Von der längsten Theke Europas, über lebensrettende Biertunnel bis hin zu einem wohltuenden Bierbad. Wir reisten mit einem Interrail-Pass von Rotterdam nach Plzeň (Pilsen), vorbei an Europas besten Brauereien, Bars, Biergärten und Kellern. Wir sind in die Geschichte eingetaucht – und sprichwörtlich in Pilsener in Pilsen. Alles andere als schnöder Bölkstoff! Railtripping zeigt Dir, wie überraschend geschichtsträchtig, innovativ und nachhaltig der Gerstensaft sein kann.
Höhepunkte auf dieser Reise:
Rotterdam: Brennpunkt der Innovation
Rotterdam ist nicht nur eine weltberühmte Stadt der Architektur, sondern auch bekannt für seine vielen originellen, nachhaltigen Entwicklungen: Von klimaneutralen Gebäuden, pflanzlichen kulinarischen Fundstücken und der Wiederverwendung von Materialien. Dieses bunte „lebende Labor“ ist eine Brutstätte für innovative Unternehmer, die sich auf eine grünere Wirtschaft konzentrieren.

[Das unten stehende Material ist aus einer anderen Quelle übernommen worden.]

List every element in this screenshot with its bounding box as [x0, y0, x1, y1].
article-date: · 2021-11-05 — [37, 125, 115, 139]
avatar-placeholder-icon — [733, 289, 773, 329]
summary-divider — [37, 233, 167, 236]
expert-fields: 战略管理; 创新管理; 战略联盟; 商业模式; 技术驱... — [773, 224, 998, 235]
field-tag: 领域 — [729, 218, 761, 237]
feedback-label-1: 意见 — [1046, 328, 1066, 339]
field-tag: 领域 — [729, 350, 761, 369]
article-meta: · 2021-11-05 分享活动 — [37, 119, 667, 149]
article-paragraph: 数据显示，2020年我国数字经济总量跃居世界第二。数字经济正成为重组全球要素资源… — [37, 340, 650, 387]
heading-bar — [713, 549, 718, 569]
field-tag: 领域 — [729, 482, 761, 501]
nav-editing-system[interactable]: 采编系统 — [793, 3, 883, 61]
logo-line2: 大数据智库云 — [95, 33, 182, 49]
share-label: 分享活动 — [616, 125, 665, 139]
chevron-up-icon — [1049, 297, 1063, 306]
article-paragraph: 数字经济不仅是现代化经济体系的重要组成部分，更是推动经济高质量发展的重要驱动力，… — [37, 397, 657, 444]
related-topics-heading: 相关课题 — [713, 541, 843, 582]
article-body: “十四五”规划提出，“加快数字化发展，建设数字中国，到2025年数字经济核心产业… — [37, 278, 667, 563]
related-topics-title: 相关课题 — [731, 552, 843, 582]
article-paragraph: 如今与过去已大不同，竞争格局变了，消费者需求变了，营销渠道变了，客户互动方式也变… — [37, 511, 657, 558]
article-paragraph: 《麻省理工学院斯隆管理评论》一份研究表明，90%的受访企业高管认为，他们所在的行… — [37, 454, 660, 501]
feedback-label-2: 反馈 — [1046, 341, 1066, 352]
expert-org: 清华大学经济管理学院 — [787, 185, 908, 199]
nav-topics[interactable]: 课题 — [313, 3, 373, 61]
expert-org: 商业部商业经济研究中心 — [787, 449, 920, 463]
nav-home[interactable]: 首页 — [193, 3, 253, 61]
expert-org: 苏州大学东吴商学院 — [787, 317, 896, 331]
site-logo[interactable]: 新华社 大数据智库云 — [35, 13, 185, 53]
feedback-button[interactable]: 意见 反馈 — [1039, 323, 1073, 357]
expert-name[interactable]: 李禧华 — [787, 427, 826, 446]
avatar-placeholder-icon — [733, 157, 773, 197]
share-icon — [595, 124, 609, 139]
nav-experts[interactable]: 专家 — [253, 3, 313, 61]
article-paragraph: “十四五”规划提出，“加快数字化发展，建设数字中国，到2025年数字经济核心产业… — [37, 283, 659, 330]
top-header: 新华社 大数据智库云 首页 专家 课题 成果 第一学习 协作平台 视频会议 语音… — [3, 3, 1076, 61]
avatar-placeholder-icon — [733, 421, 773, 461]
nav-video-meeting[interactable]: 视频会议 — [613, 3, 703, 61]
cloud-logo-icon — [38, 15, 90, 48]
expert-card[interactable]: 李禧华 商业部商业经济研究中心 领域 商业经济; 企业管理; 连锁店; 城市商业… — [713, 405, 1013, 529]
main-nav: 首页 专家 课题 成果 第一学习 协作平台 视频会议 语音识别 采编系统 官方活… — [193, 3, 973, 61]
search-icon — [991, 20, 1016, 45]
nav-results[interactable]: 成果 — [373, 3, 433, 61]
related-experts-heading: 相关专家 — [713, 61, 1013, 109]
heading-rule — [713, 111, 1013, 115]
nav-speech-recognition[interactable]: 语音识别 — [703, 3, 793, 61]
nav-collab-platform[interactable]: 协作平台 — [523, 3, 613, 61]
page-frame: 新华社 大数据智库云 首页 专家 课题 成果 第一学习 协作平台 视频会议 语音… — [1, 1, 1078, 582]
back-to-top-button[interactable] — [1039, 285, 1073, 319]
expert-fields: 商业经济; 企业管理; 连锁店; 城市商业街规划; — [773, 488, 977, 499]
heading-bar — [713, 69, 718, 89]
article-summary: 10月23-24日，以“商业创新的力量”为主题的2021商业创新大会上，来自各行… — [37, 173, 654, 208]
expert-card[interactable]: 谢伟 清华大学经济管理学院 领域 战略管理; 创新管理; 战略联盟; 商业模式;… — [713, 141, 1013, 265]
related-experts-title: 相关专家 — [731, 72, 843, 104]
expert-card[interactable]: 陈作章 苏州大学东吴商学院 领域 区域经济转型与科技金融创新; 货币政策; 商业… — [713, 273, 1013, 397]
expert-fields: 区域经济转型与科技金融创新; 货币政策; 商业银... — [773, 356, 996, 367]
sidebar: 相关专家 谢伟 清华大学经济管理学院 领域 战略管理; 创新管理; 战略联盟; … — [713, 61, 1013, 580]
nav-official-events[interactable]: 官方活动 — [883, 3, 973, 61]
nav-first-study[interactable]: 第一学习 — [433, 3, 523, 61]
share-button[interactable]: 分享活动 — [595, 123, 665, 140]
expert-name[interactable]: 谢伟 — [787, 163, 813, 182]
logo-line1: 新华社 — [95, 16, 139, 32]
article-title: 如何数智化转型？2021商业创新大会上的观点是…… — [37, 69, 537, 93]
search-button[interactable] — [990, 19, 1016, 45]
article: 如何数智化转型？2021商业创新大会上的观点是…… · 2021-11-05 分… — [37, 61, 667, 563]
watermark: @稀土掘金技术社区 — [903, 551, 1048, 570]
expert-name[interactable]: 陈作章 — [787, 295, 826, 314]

Diese Reise steht ganz im Zeichen des Bieres. Also starten wir bei der traditionellen Bierbrauerei Vet & Lazy, die sich im Untergeschoss des ehemaligen subtropischen Badeparadieses Tropicana (Maasboulevard 100) befindet. Diese einzigartige Brauerei hat nicht nur tolle Biere mit großartigen Namen wie ‚Your Mother‘ und ‚Disco Volante‘, sie werden auch aus Restprodukten gebraut, wie z.B. selbst gerösteten Kaffeebohnen aus der „Low-Waste-Foodbar“ Aloha und übrig gebliebenen Austernpilzen der Gärtnerei Rotterzwam. Beide Unternehmen befinden sich ebenfalls im ehemaligen Schwimmbad und sind auf jeden Fall einen Besuch wert.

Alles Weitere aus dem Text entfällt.